Big Idea

Getting under the hood of database implementations is becoming an area of growing interest for me. Early in my career, I was always content with SQL as an interface to a datastore that “just works.” That is, until it doesn’t anymore. It’s at those points that I am now being pushed to understand why a particular database implementation has certain behavioral characteristics in different circumstances. Further, I have never crossed paths with a professional DBA and often feel like there’s a whole sphere of mystery for me here. As I plunge these depths for the first time, however, I find many of the same interesting aspects of design and layering that have made K8s of interest to me.

With that said, I’m kicking off what may become a series of DB-related posts with a short and niche post about MySQL’s Index Condition Pushdown (ICP) optimization.

Enough MySQL Architecture to be Dangerous

Before diving right into how ICP works, it’s helpful to understand just enough MySQL architecture to be dangerous on the topic. While I will note for the sake of completeness that MySQL follows a client/server architecture, that is not the key part of MySQL that is important at the moment. What is important is the architecture of the MySQL server.

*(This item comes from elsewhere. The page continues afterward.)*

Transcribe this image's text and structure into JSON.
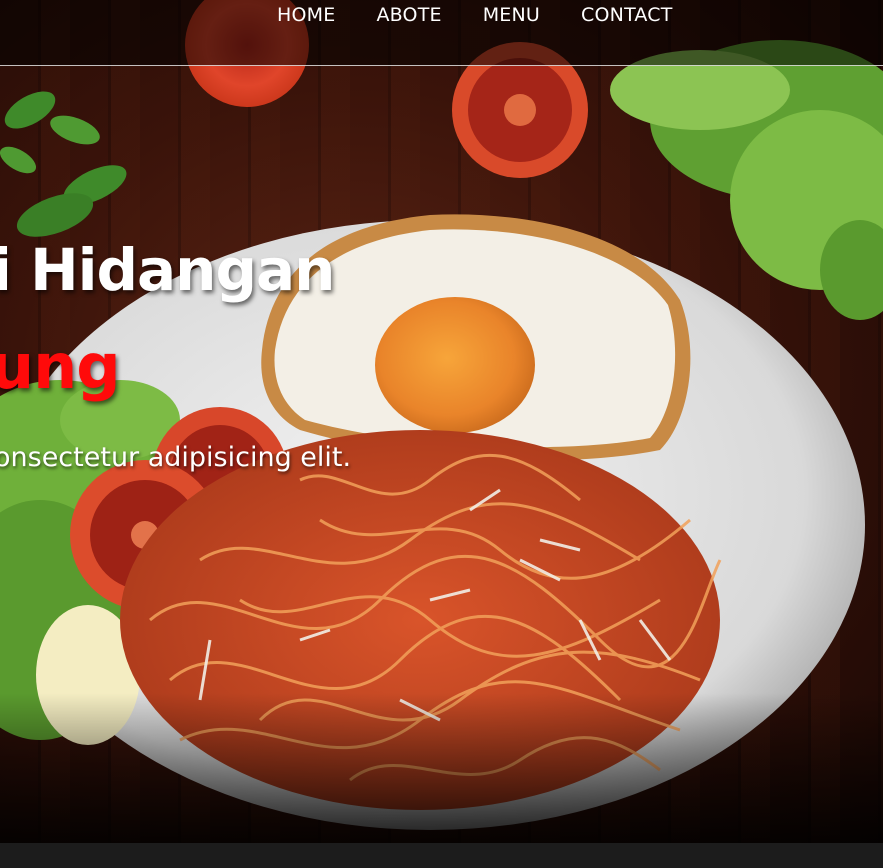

The MySQL server is split into two main layers: the MySQL server and the Storage Engine. MySQL was designed with a strong interface that separates the logical responsibilities of the relational database management system (parsing, optimization, caching) from the actual implementation of data storage on a particular medium. These two sides of the interface correspond to the server layer and the storage engine layer, respectively. The separation of the MySQL server application from the underlying storage implementation has allowed the MySQL community to create a pluggable storage engine layer with different implementations for disk storage, memory storage, and CSV storage. The most widely adopted engine at this time is the InnoDB engine.

Optimizing Query Execution with Index Condition Pushdown (ICP)

Now that we have a basic grasp that MySQL architecture has distinct layers between the MySQL server and the lower-level storage engine plugin, it makes more sense to explain ICP. In its simplest form, ICP is an optimization in which the responsibility of filtering — which would normally be done by the MySQL server after the storage engine fetched and returned rows — is delegated to (i.e. pushed down to) the storage engine when the column being filtered on is part of a composite index for which the leftmost part of the index has been used in the selected key.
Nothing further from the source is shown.